Until now, every time I pictured those bones out in the field I’d had only an out-of-focus image of a man in my head with no idea about his life or what kind of person he’d been. Now I knew he was married and someone who beat his wife.
“Doesn’t that give his ex-wife a motive for killing him, too?”
“We’re checking into that. Right now she’s agreed to come in for questioning of her own free will,” he said. “Look, try to take it easy and we’ll go through this one step at a time. You’re not in any trouble.”
“Sure.”
Bobby nodded at Quinn. “I’ll see myself out.”
After he left, Quinn pulled me into his arms. “It’ll be all right,” he said into my hair. “We’ll get through this.”
My voice was muffled on his shoulder. “I may not be in any trouble, but I sure as hell feel like I’m on trial.”
Quinn urged me to take yet another day off and get lost somewhere, but as I told him, that only made it look like I had something to hide. It didn’t
help that Gina Leon, who worked in the tasting room with Frankie, was overly solicitous when I arrived at the villa, fussing over me while trying to pretend it was business as usual. It meant word had already gotten around about Beau Kinkaid and Bobby’s visit to confiscate Leland’s gun.

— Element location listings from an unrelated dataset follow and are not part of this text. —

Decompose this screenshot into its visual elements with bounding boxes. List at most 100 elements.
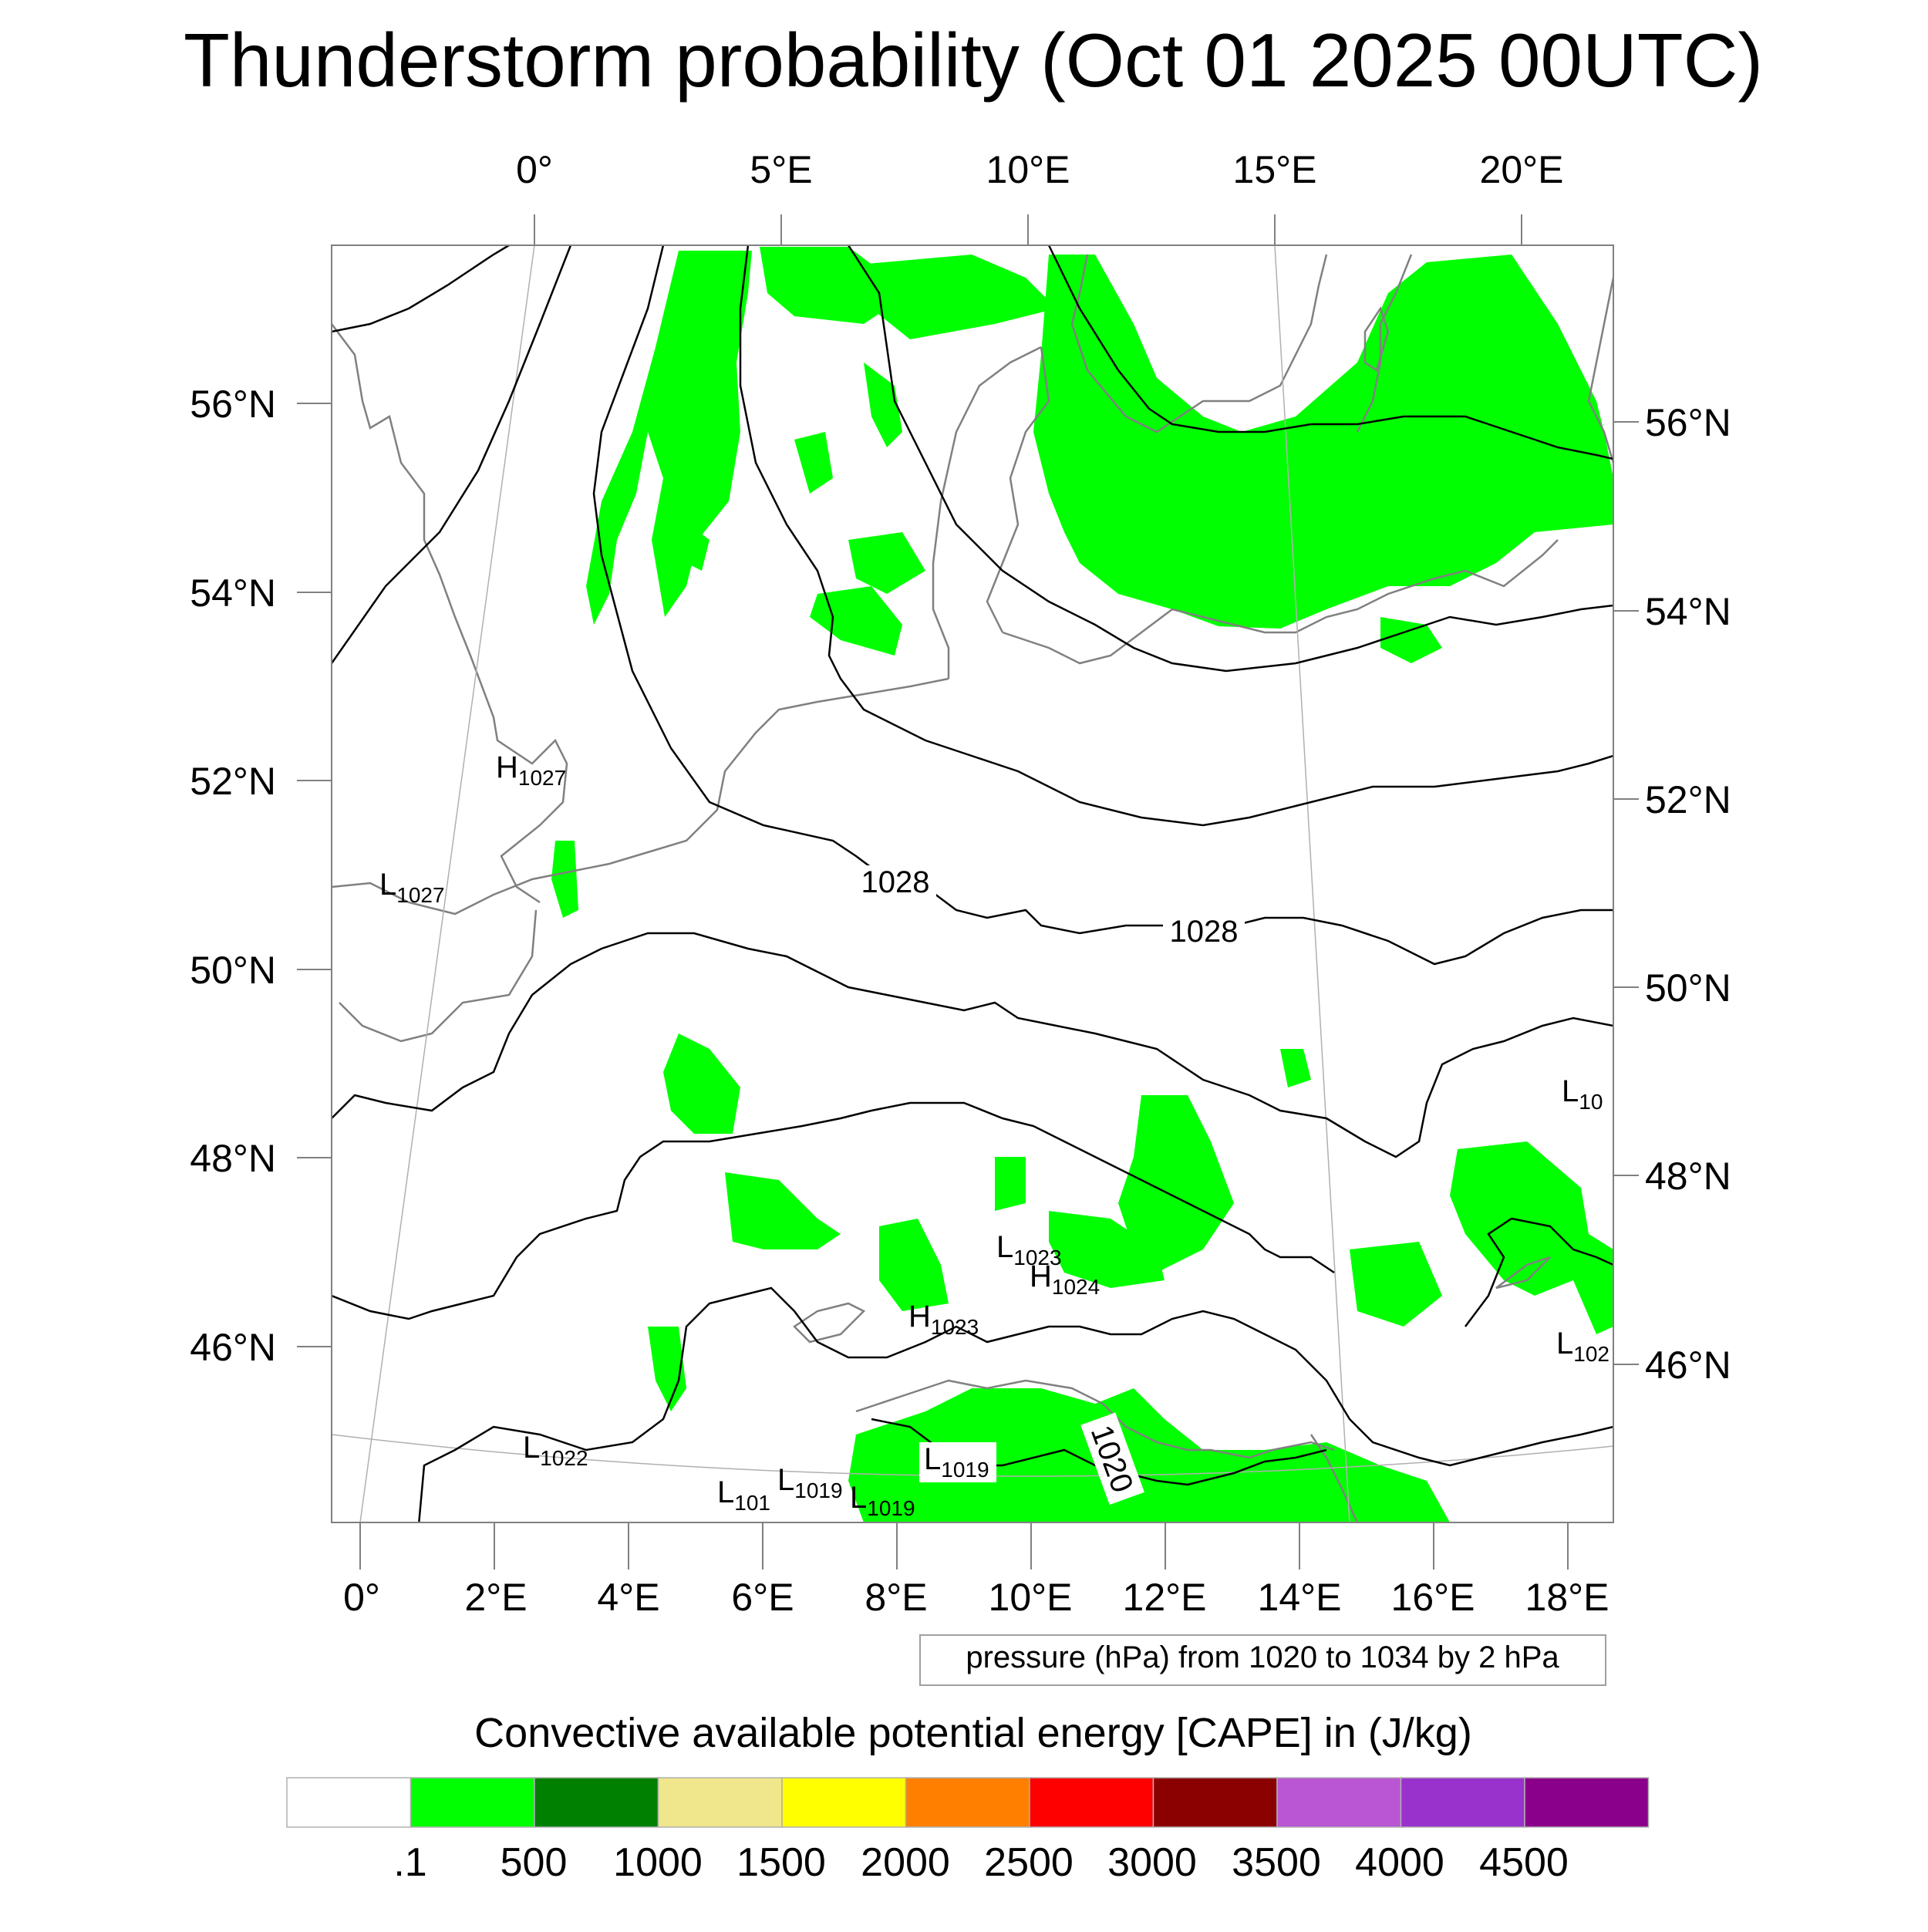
cape-area-france-south <box>648 1327 686 1411</box>
colorbar-swatch <box>286 1777 412 1828</box>
left-lat-label: 50°N <box>190 949 276 992</box>
cape-area-hungary <box>1450 1141 1613 1334</box>
left-axis: 56°N 54°N 52°N 50°N 48°N 46°N <box>190 383 332 1369</box>
colorbar-swatch <box>1152 1777 1278 1828</box>
top-lon-label: 15°E <box>1233 148 1317 191</box>
isobar <box>592 245 1613 966</box>
isobars <box>332 245 1613 1522</box>
isobar <box>1465 1217 1613 1327</box>
left-lat-label: 52°N <box>190 760 276 803</box>
right-lat-label: 48°N <box>1645 1155 1731 1198</box>
cape-area-skagerrak <box>841 255 1057 339</box>
cape-area-alps-north <box>1118 1095 1234 1273</box>
cape-area-english-channel <box>551 841 578 918</box>
coastline-sweden-east <box>1356 254 1413 433</box>
colorbar-swatch <box>781 1777 907 1828</box>
cape-area-bavaria <box>663 1033 740 1134</box>
colorbar-tick-label: 4000 <box>1355 1840 1444 1885</box>
bottom-lon-label: 8°E <box>865 1576 927 1619</box>
contour-label: 1028 <box>861 865 930 899</box>
bottom-lon-label: 6°E <box>731 1576 794 1619</box>
colorbar-tick-label: 1500 <box>736 1840 826 1885</box>
contour-label-bg <box>1163 915 1245 949</box>
cape-area-bavaria <box>725 1172 841 1249</box>
right-lat-label: 56°N <box>1645 401 1731 444</box>
colorbar-tick-label: 2000 <box>861 1840 950 1885</box>
colorbar-swatch <box>1029 1777 1154 1828</box>
contour-label-bg <box>1080 1412 1144 1505</box>
pressure-center-marker: H1027 <box>496 750 566 790</box>
colorbar <box>286 1777 1650 1828</box>
pressure-center-marker: L1019 <box>924 1442 989 1482</box>
coastline-gotland <box>1363 306 1390 372</box>
top-lon-label: 10°E <box>986 148 1070 191</box>
cape-area-north-sea <box>794 432 833 494</box>
coastline-adriatic-west <box>855 1379 1335 1459</box>
bottom-lon-label: 10°E <box>989 1576 1073 1619</box>
cape-area-north-sea <box>864 362 902 447</box>
colorbar-swatch <box>410 1777 535 1828</box>
left-lat-label: 46°N <box>190 1326 276 1369</box>
isobar <box>847 245 1613 673</box>
bottom-lon-label: 18°E <box>1525 1576 1609 1619</box>
cape-area-baltic <box>1033 255 1613 629</box>
cape-area-hungary <box>1350 1242 1442 1327</box>
top-axis: 0° 5°E 10°E 15°E 20°E <box>516 148 1563 245</box>
colorbar-tick-label: 500 <box>501 1840 568 1885</box>
colorbar-tick-label: .1 <box>393 1840 426 1885</box>
coastline-france-north <box>339 909 538 1043</box>
map-panel: 1028 1028 1020 H1027 L1027 L1023 H1024 H… <box>331 244 1614 1523</box>
pressure-center-bg <box>919 1442 996 1482</box>
colorbar-tick-label: 2500 <box>984 1840 1074 1885</box>
right-axis: 56°N 54°N 52°N 50°N 48°N 46°N <box>1613 401 1731 1387</box>
top-lon-label: 5°E <box>750 148 812 191</box>
bottom-axis: 0° 2°E 4°E 6°E 8°E 10°E 12°E 14°E 16°E 1… <box>343 1522 1609 1619</box>
bottom-lon-label: 14°E <box>1258 1576 1342 1619</box>
coastline-germany-baltic <box>1002 539 1559 665</box>
coastline-baltic-east <box>1587 277 1613 464</box>
coastline-swiss-lakes <box>793 1302 866 1344</box>
colorbar-swatch <box>905 1777 1030 1828</box>
colorbar-swatch <box>1276 1777 1402 1828</box>
bottom-lon-label: 2°E <box>464 1576 527 1619</box>
cape-area-po-valley <box>848 1388 1450 1522</box>
coastline-britain-south <box>332 870 571 915</box>
pressure-center-marker: L101 <box>717 1475 770 1515</box>
coastline-lake-balaton <box>1495 1256 1551 1290</box>
contour-info-box: pressure (hPa) from 1020 to 1034 by 2 hP… <box>919 1634 1606 1686</box>
bottom-lon-label: 4°E <box>597 1576 659 1619</box>
cape-area-north-sea <box>586 251 752 625</box>
isobar <box>1047 245 1613 460</box>
isobar <box>332 245 510 333</box>
cape-area-north-sea <box>810 586 902 656</box>
bottom-lon-label: 0° <box>343 1576 380 1619</box>
cape-area-alps-north <box>1049 1211 1165 1288</box>
pressure-center-marker: L1022 <box>523 1431 588 1470</box>
colorbar-swatch <box>534 1777 659 1828</box>
cape-area-czechia <box>1280 1049 1311 1087</box>
colorbar-swatch <box>657 1777 783 1828</box>
contour-label-bg <box>854 865 936 899</box>
isobar <box>332 932 1613 1158</box>
pressure-center-marker: L1023 <box>996 1230 1062 1269</box>
colorbar-labels: .1 500 1000 1500 2000 2500 3000 3500 400… <box>393 1840 1569 1885</box>
right-lat-label: 52°N <box>1645 778 1731 821</box>
meridian <box>359 245 535 1522</box>
colorbar-tick-label: 3500 <box>1232 1840 1321 1885</box>
coastline-sweden-south <box>1070 254 1328 433</box>
meridian <box>1274 245 1350 1522</box>
bottom-lon-label: 16°E <box>1391 1576 1475 1619</box>
cape-area-poland <box>1380 617 1442 663</box>
colorbar-swatch <box>1400 1777 1525 1828</box>
right-lat-label: 46°N <box>1645 1344 1731 1387</box>
cape-fill-areas <box>551 247 1613 1522</box>
pressure-center-marker: L1019 <box>777 1463 843 1502</box>
coastline-denmark-west <box>932 346 1042 679</box>
isobar <box>739 245 1613 827</box>
pressure-center-marker: L1019 <box>850 1481 915 1520</box>
pressure-center-marker: H1024 <box>1030 1259 1100 1299</box>
cape-area-north-sea <box>848 532 925 594</box>
pressure-centers: H1027 L1027 L1023 H1024 H1023 L1022 L101… <box>379 750 1609 1520</box>
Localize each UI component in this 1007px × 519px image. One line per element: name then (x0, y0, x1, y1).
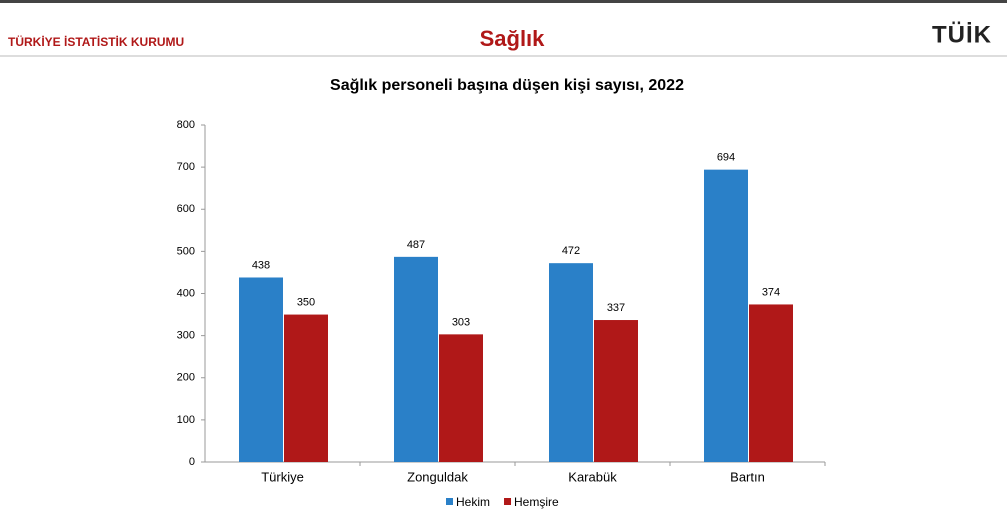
y-tick-label: 0 (189, 456, 195, 468)
data-label: 487 (407, 239, 425, 251)
bar (439, 334, 483, 462)
data-label: 337 (607, 302, 625, 314)
data-label: 374 (762, 286, 780, 298)
data-label: 303 (452, 316, 470, 328)
slide-title: Sağlık (480, 26, 546, 51)
bar (394, 256, 438, 462)
x-tick-label: Karabük (568, 469, 617, 484)
bar (594, 320, 638, 462)
x-tick-label: Zonguldak (407, 469, 468, 484)
y-tick-label: 600 (177, 203, 195, 215)
chart-title: Sağlık personeli başına düşen kişi sayıs… (330, 77, 684, 94)
legend-label: Hemşire (514, 495, 559, 509)
y-tick-label: 200 (177, 372, 195, 384)
bar (239, 277, 283, 462)
logo: TÜİK (932, 21, 992, 48)
data-label: 350 (297, 296, 315, 308)
institution: TÜRKİYE İSTATİSTİK KURUMU (8, 34, 184, 49)
data-label: 472 (562, 245, 580, 257)
data-label: 438 (252, 259, 270, 271)
bar (704, 169, 748, 462)
bar (749, 304, 793, 462)
y-tick-label: 100 (177, 414, 195, 426)
data-label: 694 (717, 152, 735, 164)
x-tick-label: Türkiye (261, 469, 304, 484)
top-bar (0, 0, 1007, 3)
legend-swatch (446, 498, 453, 505)
y-tick-label: 300 (177, 330, 195, 342)
legend-swatch (504, 498, 512, 505)
y-tick-label: 500 (177, 245, 195, 257)
y-tick-label: 800 (177, 119, 195, 131)
bar (549, 263, 593, 462)
y-tick-label: 700 (177, 161, 195, 173)
y-tick-label: 400 (177, 287, 195, 299)
legend-label: Hekim (456, 495, 490, 509)
bar (284, 314, 328, 462)
x-tick-label: Bartın (730, 469, 765, 484)
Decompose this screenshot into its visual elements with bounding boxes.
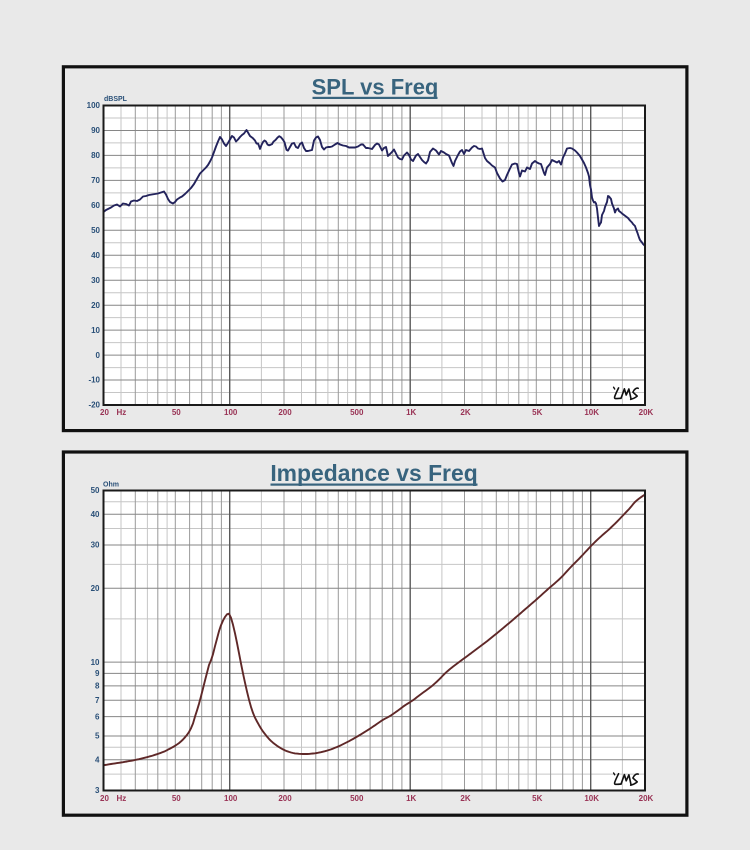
svg-text:2K: 2K (460, 408, 470, 417)
svg-text:30: 30 (91, 276, 100, 285)
svg-text:200: 200 (278, 794, 292, 803)
svg-text:4: 4 (95, 756, 100, 765)
svg-text:1K: 1K (406, 794, 416, 803)
svg-text:20: 20 (100, 794, 109, 803)
svg-text:100: 100 (224, 794, 238, 803)
svg-text:Ohm: Ohm (103, 482, 119, 489)
svg-text:dBSPL: dBSPL (104, 96, 128, 103)
svg-text:5: 5 (95, 732, 100, 741)
svg-text:500: 500 (350, 794, 364, 803)
svg-text:80: 80 (91, 151, 100, 160)
svg-text:100: 100 (224, 408, 238, 417)
svg-text:60: 60 (91, 201, 100, 210)
svg-text:1K: 1K (406, 408, 416, 417)
svg-text:500: 500 (350, 408, 364, 417)
svg-text:3: 3 (95, 786, 100, 795)
svg-text:5K: 5K (532, 408, 542, 417)
svg-text:10K: 10K (584, 408, 599, 417)
svg-text:100: 100 (87, 101, 101, 110)
svg-text:8: 8 (95, 682, 100, 691)
svg-text:10: 10 (91, 326, 100, 335)
svg-text:50: 50 (172, 408, 181, 417)
svg-text:30: 30 (91, 541, 100, 550)
svg-text:-20: -20 (88, 401, 100, 410)
svg-text:70: 70 (91, 176, 100, 185)
svg-text:SPL vs Freq: SPL vs Freq (312, 74, 439, 99)
svg-text:20: 20 (91, 301, 100, 310)
svg-text:-10: -10 (88, 376, 100, 385)
svg-text:7: 7 (95, 696, 100, 705)
svg-text:Hz: Hz (117, 408, 127, 417)
svg-text:50: 50 (172, 794, 181, 803)
svg-text:40: 40 (91, 251, 100, 260)
svg-text:9: 9 (95, 669, 100, 678)
svg-text:20K: 20K (639, 408, 654, 417)
svg-text:40: 40 (91, 510, 100, 519)
svg-text:20: 20 (100, 408, 109, 417)
svg-text:90: 90 (91, 126, 100, 135)
svg-text:6: 6 (95, 712, 100, 721)
svg-text:10K: 10K (584, 794, 599, 803)
svg-text:Hz: Hz (117, 794, 127, 803)
svg-text:0: 0 (96, 351, 101, 360)
svg-text:50: 50 (91, 486, 100, 495)
svg-text:20K: 20K (639, 794, 654, 803)
svg-text:20: 20 (91, 584, 100, 593)
svg-text:5K: 5K (532, 794, 542, 803)
svg-text:Impedance vs Freq: Impedance vs Freq (270, 460, 477, 486)
svg-text:50: 50 (91, 226, 100, 235)
svg-text:200: 200 (278, 408, 292, 417)
svg-text:2K: 2K (460, 794, 470, 803)
svg-text:10: 10 (91, 658, 100, 667)
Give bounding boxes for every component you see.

A lot of our customers wanted dark-haired, dark-eyed Gina to wait on them—especially the men, who liked the way she laughed and flirted, tossing her head and flashing her dazzling smile. Her personality was as effervescent as champagne fizz, but I learned to be careful what I said around her. I knew Gina was well-intentioned. She just leaked like a sieve.
Now she picked up a cream-colored vase filled with hydrangeas that had been sitting on an oak trestle table we used for additional wine tastings when the bar got too crowded.
“I made coffee and bought some croissants at the bakery in Middleburg. If you sit on the terrace, I’ll bring you a tray as soon as I change the water for these flowers. The Trib’s on the bar.”
“Why are you fussing over me?”
“Who’s fussing? I’ll pour coffee in a mug and slap a croissant on a plate.”
“Gina—”
“Stop arguing. Go on out. I’ll be right there.”
I got the newspaper and went. The day was drenched in sunshine with a sky the limitless blue of a picture postcard. A soft breeze stirred the impatiens and pansies in the planters and hanging baskets and the air smelled of freshly cut grass. Most days it was the kind of glorious weather that made you glad to be alive. I unfolded the paper.
The short article about the body in our vineyard was at the bottom of the front page of the Washington Tribune. Kit Eastman, my oldest and dearest friend in the world, had written it. The paper must have gone to bed before they identified Beau because he was still referred to as an “unidentified victim.” I was in the middle of reading when Gina arrived with the coffee and croissant.
Her eyes darted back and forth between the newspaper and my impassive face.
I folded the paper and set it aside as though I’d been looking at something as innocuous as the weather report.
“Maybe I’ll take this in my office,” I said. “I’ve got bills that need paying.”